Triglycerides (serum) — Trimester-Specific Reference Ranges
Pregnancy is a physiologic hyperlipidemic state. Maternal serum triglycerides rise progressively, especially in the second and third trimesters, driven by estrogen-, progesterone-, and human placental lactogen–mediated changes in lipid metabolism.
| Units | Nonpregnant Adult | First Trimester | Second Trimester | Third Trimester |
|---|---|---|---|---|
| mg/dL | < 150 | 40 – 159 | 75 – 382 | 131 – 453 |
| mmol/L | < 1.7 | 0.5 – 1.8 | 0.9 – 4.3 | 1.5 – 5.1 |
Physiologic changes in triglycerides during pregnancy
- Rising estrogen and progesterone increase hepatic synthesis of very-low-density lipoprotein (VLDL), which transports triglycerides.
- Human placental lactogen and insulin resistance in late pregnancy favor lipolysis and mobilization of maternal triglyceride stores to support fetal and placental energy needs.
- Total cholesterol, LDL, and especially triglycerides rise throughout gestation, peaking in the third trimester; levels usually return toward baseline postpartum.
- Although elevations are physiologic, very high triglyceride levels (> 500–1000 mg/dL) increase the risk of acute pancreatitis and may warrant treatment.
Causes of elevated (high) triglycerides
Hypertriglyceridemia may be physiologic in pregnancy or reflect underlying disease:
- Physiologic pregnancy hyperlipidemia (especially in the third trimester).

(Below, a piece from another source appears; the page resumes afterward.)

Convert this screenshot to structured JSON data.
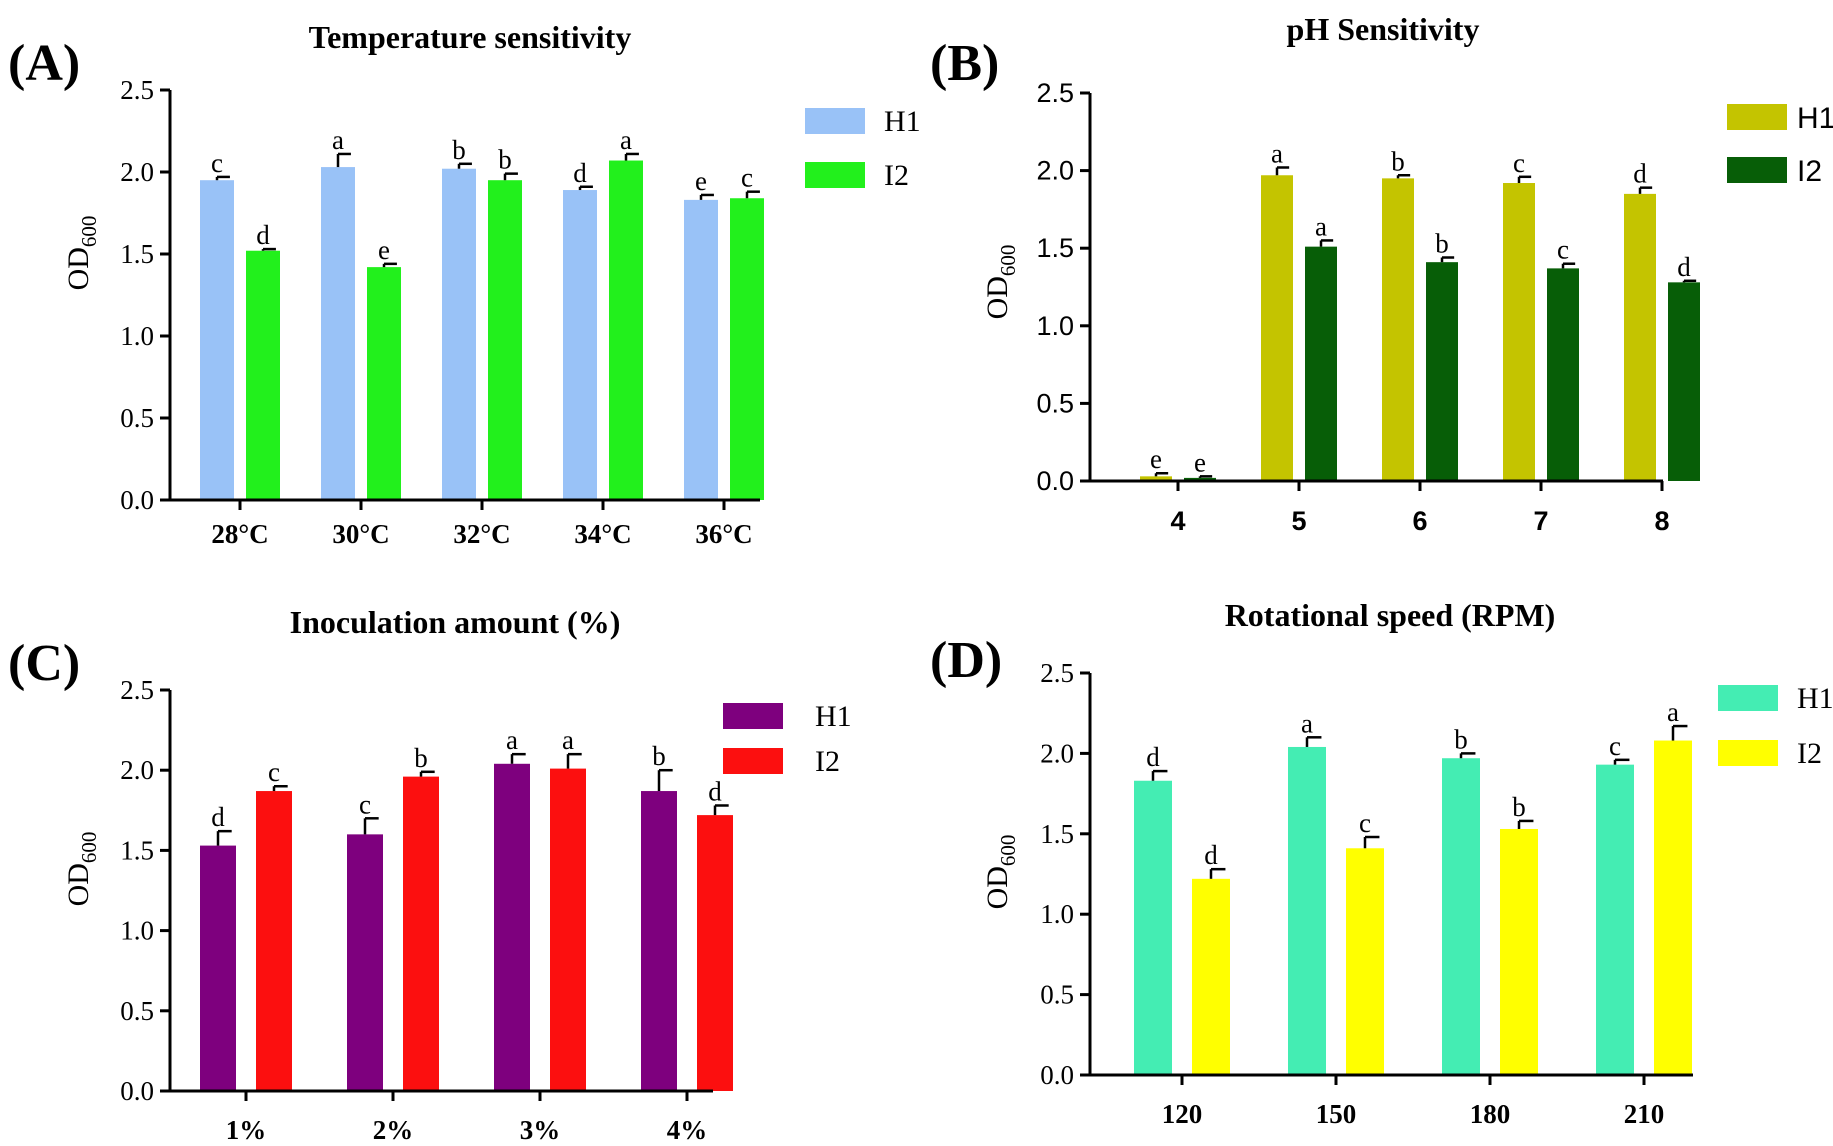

- Obesity and metabolic syndrome.
- Diabetes mellitus (pre-existing or gestational) and insulin resistance.
- Familial hypertriglyceridemia or combined hyperlipidemia.

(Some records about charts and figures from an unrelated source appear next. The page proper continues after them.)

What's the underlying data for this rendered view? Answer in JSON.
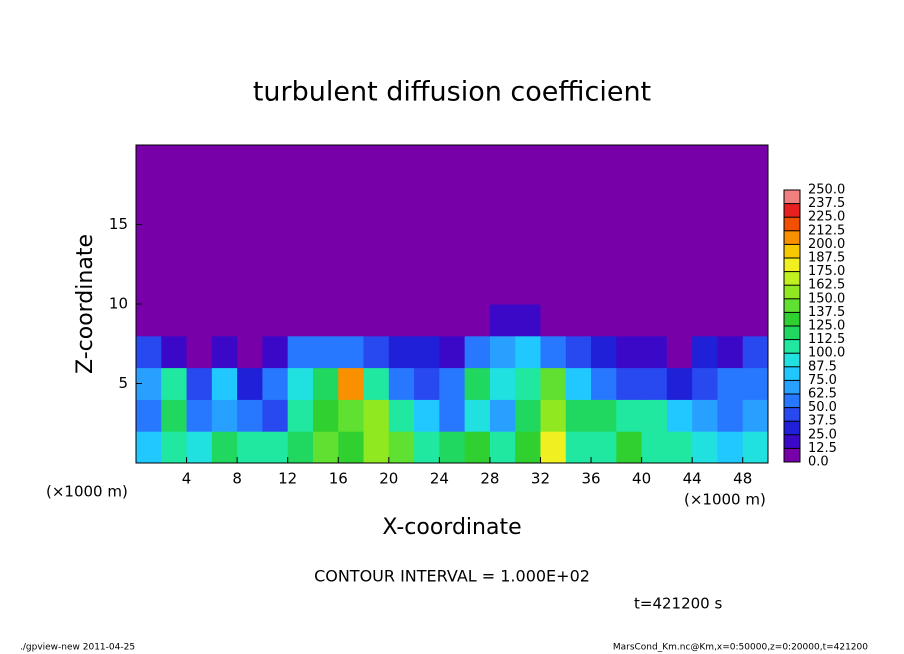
{
  "chart_data": {
    "type": "heatmap",
    "title": "turbulent diffusion coefficient",
    "x_label": "X-coordinate",
    "y_label": "Z-coordinate",
    "x_unit_label": "(×1000 m)",
    "contour_interval_label": "CONTOUR INTERVAL = 1.000E+02",
    "time_label": "t=421200 s",
    "footer_left": "./gpview-new  2011-04-25",
    "footer_right": "MarsCond_Km.nc@Km,x=0:50000,z=0:20000,t=421200",
    "xlim": [
      0,
      50
    ],
    "xticks": [
      4,
      8,
      12,
      16,
      20,
      24,
      28,
      32,
      36,
      40,
      44,
      48
    ],
    "ylim": [
      0,
      20
    ],
    "yticks": [
      5,
      10,
      15
    ],
    "x": [
      1,
      3,
      5,
      7,
      9,
      11,
      13,
      15,
      17,
      19,
      21,
      23,
      25,
      27,
      29,
      31,
      33,
      35,
      37,
      39,
      41,
      43,
      45,
      47,
      49
    ],
    "y": [
      1,
      3,
      5,
      7,
      9,
      11,
      13,
      15,
      17,
      19
    ],
    "z": [
      [
        80,
        110,
        90,
        120,
        110,
        100,
        120,
        140,
        130,
        150,
        140,
        100,
        120,
        130,
        110,
        130,
        180,
        110,
        100,
        130,
        110,
        100,
        90,
        80,
        90
      ],
      [
        60,
        120,
        50,
        70,
        60,
        40,
        110,
        130,
        140,
        150,
        100,
        80,
        60,
        90,
        70,
        120,
        150,
        120,
        120,
        110,
        100,
        80,
        70,
        60,
        70
      ],
      [
        70,
        110,
        40,
        80,
        30,
        50,
        90,
        120,
        200,
        110,
        60,
        40,
        60,
        120,
        90,
        110,
        140,
        80,
        60,
        40,
        40,
        30,
        40,
        50,
        60
      ],
      [
        40,
        20,
        10,
        20,
        10,
        20,
        60,
        60,
        50,
        40,
        30,
        30,
        20,
        60,
        70,
        80,
        60,
        40,
        30,
        20,
        20,
        10,
        30,
        20,
        40
      ],
      [
        0,
        0,
        0,
        0,
        0,
        0,
        0,
        0,
        0,
        0,
        0,
        0,
        0,
        0,
        15,
        15,
        0,
        0,
        0,
        0,
        0,
        0,
        0,
        0,
        0
      ],
      [
        0,
        0,
        0,
        0,
        0,
        0,
        0,
        0,
        0,
        0,
        0,
        0,
        0,
        0,
        0,
        0,
        0,
        0,
        0,
        0,
        0,
        0,
        0,
        0,
        0
      ],
      [
        0,
        0,
        0,
        0,
        0,
        0,
        0,
        0,
        0,
        0,
        0,
        0,
        0,
        0,
        0,
        0,
        0,
        0,
        0,
        0,
        0,
        0,
        0,
        0,
        0
      ],
      [
        0,
        0,
        0,
        0,
        0,
        0,
        0,
        0,
        0,
        0,
        0,
        0,
        0,
        0,
        0,
        0,
        0,
        0,
        0,
        0,
        0,
        0,
        0,
        0,
        0
      ],
      [
        0,
        0,
        0,
        0,
        0,
        0,
        0,
        0,
        0,
        0,
        0,
        0,
        0,
        0,
        0,
        0,
        0,
        0,
        0,
        0,
        0,
        0,
        0,
        0,
        0
      ],
      [
        0,
        0,
        0,
        0,
        0,
        0,
        0,
        0,
        0,
        0,
        0,
        0,
        0,
        0,
        0,
        0,
        0,
        0,
        0,
        0,
        0,
        0,
        0,
        0,
        0
      ]
    ],
    "colorbar": {
      "ticks": [
        {
          "value": 0,
          "label": "0.0"
        },
        {
          "value": 12.5,
          "label": "12.5"
        },
        {
          "value": 25,
          "label": "25.0"
        },
        {
          "value": 37.5,
          "label": "37.5"
        },
        {
          "value": 50,
          "label": "50.0"
        },
        {
          "value": 62.5,
          "label": "62.5"
        },
        {
          "value": 75,
          "label": "75.0"
        },
        {
          "value": 87.5,
          "label": "87.5"
        },
        {
          "value": 100,
          "label": "100.0"
        },
        {
          "value": 112.5,
          "label": "112.5"
        },
        {
          "value": 125,
          "label": "125.0"
        },
        {
          "value": 137.5,
          "label": "137.5"
        },
        {
          "value": 150,
          "label": "150.0"
        },
        {
          "value": 162.5,
          "label": "162.5"
        },
        {
          "value": 175,
          "label": "175.0"
        },
        {
          "value": 187.5,
          "label": "187.5"
        },
        {
          "value": 200,
          "label": "200.0"
        },
        {
          "value": 212.5,
          "label": "212.5"
        },
        {
          "value": 225,
          "label": "225.0"
        },
        {
          "value": 237.5,
          "label": "237.5"
        },
        {
          "value": 250,
          "label": "250.0"
        }
      ],
      "colors": [
        "#7800a8",
        "#3c08c8",
        "#1f20d8",
        "#2848f0",
        "#2878ff",
        "#28a0ff",
        "#20c8ff",
        "#20e0e0",
        "#20e8a0",
        "#20d860",
        "#30d030",
        "#60e030",
        "#90e820",
        "#c0f020",
        "#f0f020",
        "#f8c800",
        "#f89000",
        "#f05000",
        "#e82020",
        "#f08080"
      ]
    }
  }
}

- Hypothyroidism, nephrotic syndrome, chronic kidney disease, chronic liver disease.
- Excess alcohol intake.
- Medications: estrogens (including oral contraceptives prior to pregnancy), glucocorticoids, beta-blockers (non–ISA), thiazide and loop diuretics, atypical antipsychotics, some antiretrovirals, and retinoids.
- Acute or recurrent pancreatitis can both result from and worsen severe hypertriglyceridemia.
Causes of low triglycerides
Low triglyceride values are less common and often reflect nutritional or systemic conditions:
- Malnutrition, severe calorie restriction, or very low–fat diets.
- Malabsorption (celiac disease, inflammatory bowel disease, pancreatic insufficiency, prior bariatric surgery).
- Hyperthyroidism or other hypermetabolic states.
- Chronic systemic illness, advanced liver disease, or chronic infection/inflammation.
- Lipid-lowering therapy (fibrates, high-dose omega-3 fatty acids, statins in the nonpregnant state).
- Rare genetic hypolipidemias (e.g., abetalipoproteinemia, familial hypobetalipoproteinemia).
References
- Abbassi-Ghanavati M, Greer LG, Cunningham FG. Pregnancy and laboratory studies: a reference table for clinicians. Obstet Gynecol. 2009;114(6):1326–1331. PMID: 19935037.
- Knopp RH, et al. Lipoprotein metabolism in pregnancy. Am J Obstet Gynecol. 1992;167(4 Pt 2):1176–1183.
- Herrera E, Ortega-Senovilla H. Lipid metabolism during pregnancy and its implications for fetal growth. Curr Pharm Biotechnol. 2014;15(1):24–31.
- Kratz A, Ferraro M, Sluss PM, Lewandrowski KB. Laboratory reference values. N Engl J Med. 2004;351(15):1548–1563. PMID: 15470219.